= Skyland Conference =

High school sports association in New Jersey

The Skyland Conference is a New Jersey high school sports association under the jurisdiction of the New Jersey State Interscholastic Athletic Association (NJSIAA). The conference is made up of 22 public and parochial high schools covering Hunterdon County, Somerset County and Warren County in west central New Jersey.

Hackettstown High School left the conference during the 2009 NJSIAA realignments to join the Northwest Jersey Athletic Conference. North Warren Regional High School opted to leave the Skyland Conference at the end of the 2011–12 school year, also to join the NJAC.
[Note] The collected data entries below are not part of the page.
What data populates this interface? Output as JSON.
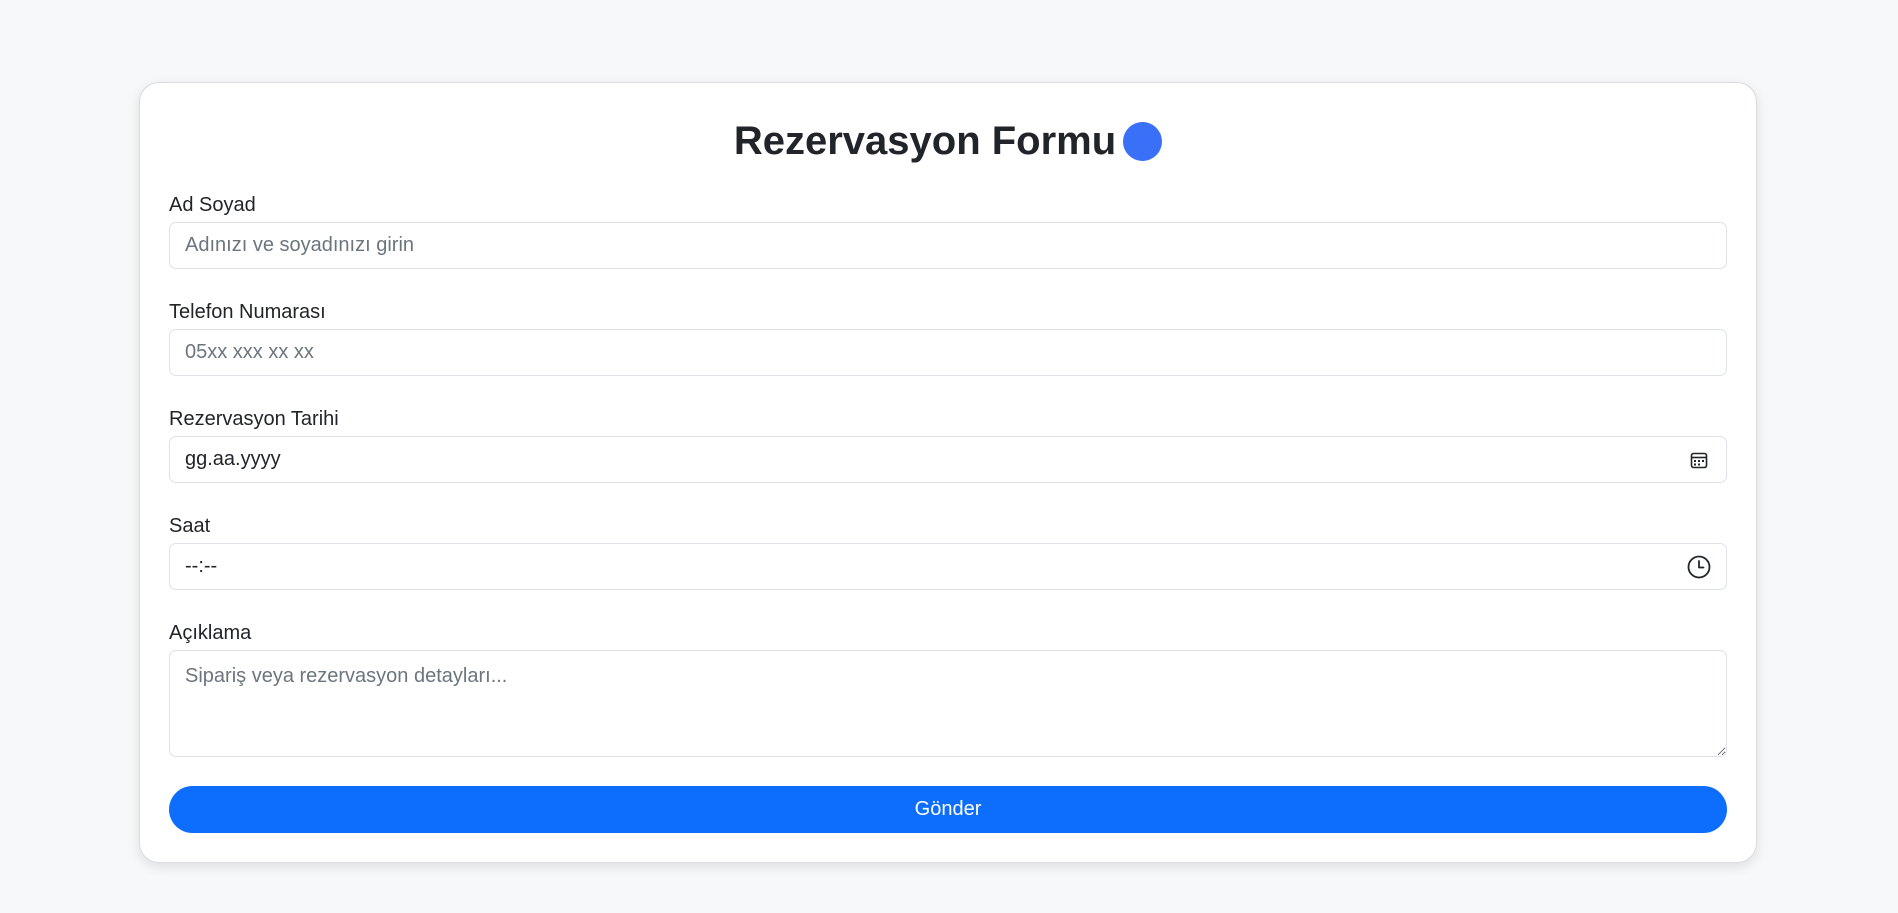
{
  "form": {
    "title": "Rezervasyon Formu",
    "title_badge_color": "#3a6ff8",
    "fields": {
      "name": {
        "label": "Ad Soyad",
        "placeholder": "Adınızı ve soyadınızı girin",
        "value": ""
      },
      "phone": {
        "label": "Telefon Numarası",
        "placeholder": "05xx xxx xx xx",
        "value": ""
      },
      "date": {
        "label": "Rezervasyon Tarihi",
        "display": "gg.aa.yyyy",
        "icon": "calendar-icon"
      },
      "time": {
        "label": "Saat",
        "display": "--:--",
        "icon": "clock-icon"
      },
      "description": {
        "label": "Açıklama",
        "placeholder": "Sipariş veya rezervasyon detayları...",
        "value": ""
      }
    },
    "submit_label": "Gönder",
    "accent_color": "#0d6efd"
  }
}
There is no football competition within the Skyland Conference. Instead, member schools which compete in football are part of the Big Central Football Conference.

==Member schools==
- Belvidere High School
- Bernards High School
- Bound Brook High School
- Bridgewater-Raritan High School
- Delaware Valley Regional High School
- Franklin High School
- Gill St. Bernard's School
- Hillsborough High School
- Hunterdon Central Regional High School
- Immaculata High School
- Manville High School
- Montgomery High School
- Mount St. Mary Academy
- North Hunterdon High School
- Phillipsburg High School
- Ridge High School
- Rutgers Preparatory School
- Pingry School
- Somerville High School
- South Hunterdon Regional High School
- Voorhees High School
- Warren Hills Regional High School
- Warren County Technical School, entering in 2018-2019
- Watchung Hills Regional High School

==Sports==
- Fall sports: football, field hockey, cheerleading, gymnastics, cross country, soccer, women's tennis, and women's volleyball.
- Winter sports: bowling, fencing, basketball, track & field, ice hockey, swimming, and wrestling.
- Spring sports: golf, fast pitch softball, track & field, baseball, lacrosse, men's tennis, and men's volleyball.